Sementara diluar, Danira berdiri di depan pintu kamar Hajun.
Ketok enggak?
Ketok enggak?
"Tapi nanti kalo ditanya mau apa? Aku harus jawab apa? Masa bilang kangen... duuuh... masa kangen, tiap hari ketemu. Tapi kangen mau berduaan. Aduuh, gengsi ah! Tapi bagaimana dong? Memang kangen... aduuuhh Ibu, begini ya rasanya jatuh cinta. Si Om kangen juga nggak ya?"
Danira masih berdiri di depan pintu kamar Hajun, saat daun pintu di hadapannya terbuka membuat keduanya sama-sama kaget.
"Ada apa?" tanya Hajun sok galak untukbmenutupi kegugupannya.
Ditatapnya Danira.
"Persis bocah ingusan."
Dengan daster kaos tanpa lengan, yang panjangnya di atas lutut berwarna pink, dengan gambar hello kitty di dada, plus rambut panjangnya yang dikuncir seperti buntut kuda. Danira terlihat sangat menggemaskan bagi Hajun.
"Danira, aku tanya ada apa berdiri di depan pintu kamarku?" tanyanya lagi.
Danira menggaruk kepalanya.
"Apa ya? Aku lupa, Om. Nanti saja kalau aku sudah ingat aku kembali lagi." Danira membalikan badannya.
Tapi terlambat, tangan Hajun sudah menariknya masuk ke dalam kamar. Hajun menyandarkan tubuh Danira di balik pintu.
Tangannya yang satu erat memeluk pinggang Danira, yang satu lagi berada di antara rahang dan telinga Danira.
Bibir Hajun menekan kuat bibir Danira. Lidah nya menyelusup ke mulut Danira.
Tangan Danira memeluk pinggang Hajun kuat. Kepalanya mendongak, menyambut ciuman Hajun di bibirnya.
Tangan Hajun sudah meloloskan baju dan dalaman bagian atas Danira.
Tanpa melepas ciumannya, Hajun mengangkat Danira, dan membaringkan Danira di atas ranjang.
Hajun melepaskan ciumannya, ia menatap wajah Danira.
Tanpa mengubah posisinya yang berada di atas tubuh Danira.
"Udah gak sakit lagi?"
Danira pura-pura meringis, niat jahilnya timbul.
"Kalau aku bilang masih sakit gimana, Om?"
Diluar dugaan Danira, Hajun berguling ke samping.

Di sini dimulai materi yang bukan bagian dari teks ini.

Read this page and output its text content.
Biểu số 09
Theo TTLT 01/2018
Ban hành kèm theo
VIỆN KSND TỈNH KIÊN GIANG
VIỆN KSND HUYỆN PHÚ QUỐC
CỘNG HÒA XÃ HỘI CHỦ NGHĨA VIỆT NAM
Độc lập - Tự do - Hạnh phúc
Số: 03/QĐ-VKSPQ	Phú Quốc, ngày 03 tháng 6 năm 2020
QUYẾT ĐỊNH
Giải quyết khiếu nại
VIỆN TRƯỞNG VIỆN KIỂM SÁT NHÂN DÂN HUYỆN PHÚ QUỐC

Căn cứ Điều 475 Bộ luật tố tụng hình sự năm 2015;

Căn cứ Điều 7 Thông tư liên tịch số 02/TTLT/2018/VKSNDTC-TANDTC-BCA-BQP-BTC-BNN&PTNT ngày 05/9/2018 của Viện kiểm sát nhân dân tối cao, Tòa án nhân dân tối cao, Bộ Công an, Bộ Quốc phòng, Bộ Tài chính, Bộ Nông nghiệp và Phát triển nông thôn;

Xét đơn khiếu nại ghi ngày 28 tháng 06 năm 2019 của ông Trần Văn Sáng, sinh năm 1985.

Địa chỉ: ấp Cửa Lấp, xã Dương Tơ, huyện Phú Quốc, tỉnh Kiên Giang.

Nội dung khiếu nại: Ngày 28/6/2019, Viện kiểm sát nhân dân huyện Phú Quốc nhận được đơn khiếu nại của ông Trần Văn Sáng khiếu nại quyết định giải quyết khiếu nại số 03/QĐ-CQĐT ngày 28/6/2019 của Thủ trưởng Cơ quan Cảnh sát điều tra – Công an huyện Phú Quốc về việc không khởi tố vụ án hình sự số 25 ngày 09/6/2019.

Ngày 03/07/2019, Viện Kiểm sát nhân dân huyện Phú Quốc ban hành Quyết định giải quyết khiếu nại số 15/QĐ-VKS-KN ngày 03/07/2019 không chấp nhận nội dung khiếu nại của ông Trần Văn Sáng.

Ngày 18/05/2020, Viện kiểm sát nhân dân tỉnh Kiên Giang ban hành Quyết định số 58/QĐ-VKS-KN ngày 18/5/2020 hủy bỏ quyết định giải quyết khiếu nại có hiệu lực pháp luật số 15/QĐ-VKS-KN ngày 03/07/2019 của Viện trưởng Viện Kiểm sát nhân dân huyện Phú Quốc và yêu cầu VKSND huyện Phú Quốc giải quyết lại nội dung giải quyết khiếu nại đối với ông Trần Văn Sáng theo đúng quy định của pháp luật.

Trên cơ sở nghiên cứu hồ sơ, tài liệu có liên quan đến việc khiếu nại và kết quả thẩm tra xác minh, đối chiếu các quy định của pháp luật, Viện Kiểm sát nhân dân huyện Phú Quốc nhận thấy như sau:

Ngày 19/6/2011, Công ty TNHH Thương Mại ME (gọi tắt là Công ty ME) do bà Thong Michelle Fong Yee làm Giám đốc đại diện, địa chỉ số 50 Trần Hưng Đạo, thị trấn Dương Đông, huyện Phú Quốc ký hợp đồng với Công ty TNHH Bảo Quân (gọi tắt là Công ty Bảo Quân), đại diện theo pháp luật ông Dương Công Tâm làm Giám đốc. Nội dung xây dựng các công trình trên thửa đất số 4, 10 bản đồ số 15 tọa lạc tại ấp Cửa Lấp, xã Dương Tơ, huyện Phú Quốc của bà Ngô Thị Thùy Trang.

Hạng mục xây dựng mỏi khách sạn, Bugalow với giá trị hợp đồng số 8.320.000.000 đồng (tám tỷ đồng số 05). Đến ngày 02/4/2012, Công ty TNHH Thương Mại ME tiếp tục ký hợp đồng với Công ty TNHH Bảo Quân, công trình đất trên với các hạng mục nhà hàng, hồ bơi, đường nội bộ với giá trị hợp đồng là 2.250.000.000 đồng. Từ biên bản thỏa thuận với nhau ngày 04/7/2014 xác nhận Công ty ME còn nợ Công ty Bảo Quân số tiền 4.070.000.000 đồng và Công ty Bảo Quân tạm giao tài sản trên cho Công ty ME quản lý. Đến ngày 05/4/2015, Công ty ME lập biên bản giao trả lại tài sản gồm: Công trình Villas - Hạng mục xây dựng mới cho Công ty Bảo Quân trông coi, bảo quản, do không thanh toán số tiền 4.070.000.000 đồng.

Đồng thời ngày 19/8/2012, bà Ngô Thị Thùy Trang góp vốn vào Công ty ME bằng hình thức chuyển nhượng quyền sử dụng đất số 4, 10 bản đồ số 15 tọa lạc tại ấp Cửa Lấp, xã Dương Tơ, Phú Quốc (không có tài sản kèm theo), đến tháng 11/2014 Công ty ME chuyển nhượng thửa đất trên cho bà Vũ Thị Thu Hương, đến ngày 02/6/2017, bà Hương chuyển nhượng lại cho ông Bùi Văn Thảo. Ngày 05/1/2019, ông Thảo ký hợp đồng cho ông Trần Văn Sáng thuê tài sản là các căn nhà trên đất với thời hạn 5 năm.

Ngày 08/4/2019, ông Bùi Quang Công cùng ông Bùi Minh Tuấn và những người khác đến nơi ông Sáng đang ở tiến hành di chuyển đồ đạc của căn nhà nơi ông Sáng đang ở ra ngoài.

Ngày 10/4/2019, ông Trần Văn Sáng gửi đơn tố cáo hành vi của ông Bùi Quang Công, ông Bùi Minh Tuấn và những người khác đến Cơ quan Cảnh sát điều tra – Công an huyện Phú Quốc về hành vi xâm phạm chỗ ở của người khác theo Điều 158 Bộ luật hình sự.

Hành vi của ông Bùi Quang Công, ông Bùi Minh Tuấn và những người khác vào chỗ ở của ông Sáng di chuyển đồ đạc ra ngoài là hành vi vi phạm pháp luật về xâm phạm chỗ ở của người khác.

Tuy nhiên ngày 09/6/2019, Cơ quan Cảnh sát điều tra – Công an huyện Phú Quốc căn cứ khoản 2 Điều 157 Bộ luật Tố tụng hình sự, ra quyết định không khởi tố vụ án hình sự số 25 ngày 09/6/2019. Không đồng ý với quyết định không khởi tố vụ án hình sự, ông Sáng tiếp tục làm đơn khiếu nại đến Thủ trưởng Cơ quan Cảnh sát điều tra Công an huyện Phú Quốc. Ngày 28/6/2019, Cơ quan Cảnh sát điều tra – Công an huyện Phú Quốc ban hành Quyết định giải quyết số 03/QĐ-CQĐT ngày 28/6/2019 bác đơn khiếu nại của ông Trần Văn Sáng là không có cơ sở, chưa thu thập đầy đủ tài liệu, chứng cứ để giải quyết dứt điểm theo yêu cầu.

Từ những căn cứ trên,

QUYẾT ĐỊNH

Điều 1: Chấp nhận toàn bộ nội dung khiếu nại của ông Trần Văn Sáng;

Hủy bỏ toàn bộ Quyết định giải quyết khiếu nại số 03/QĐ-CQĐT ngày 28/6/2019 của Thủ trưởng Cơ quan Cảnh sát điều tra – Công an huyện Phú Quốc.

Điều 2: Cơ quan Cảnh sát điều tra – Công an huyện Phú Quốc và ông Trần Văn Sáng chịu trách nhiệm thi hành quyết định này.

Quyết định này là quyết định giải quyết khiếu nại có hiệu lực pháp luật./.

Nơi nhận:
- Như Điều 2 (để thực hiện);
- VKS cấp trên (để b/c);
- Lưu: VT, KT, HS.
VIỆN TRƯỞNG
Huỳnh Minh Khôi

Tubuhnya membelakangi Danira.
"Kalau masih sakit, sebaiknya ke luar dari sini, sebelum aku berubah pikiran!" ucap Hajun jengkel.
Danira tertawa kecil, lalu mengintip wajah Hajun lewat bahu Hajun, sengaja dipepetkan dadanya ke punggung Hajun. Tangan mungilnya mengelus dada Hajun.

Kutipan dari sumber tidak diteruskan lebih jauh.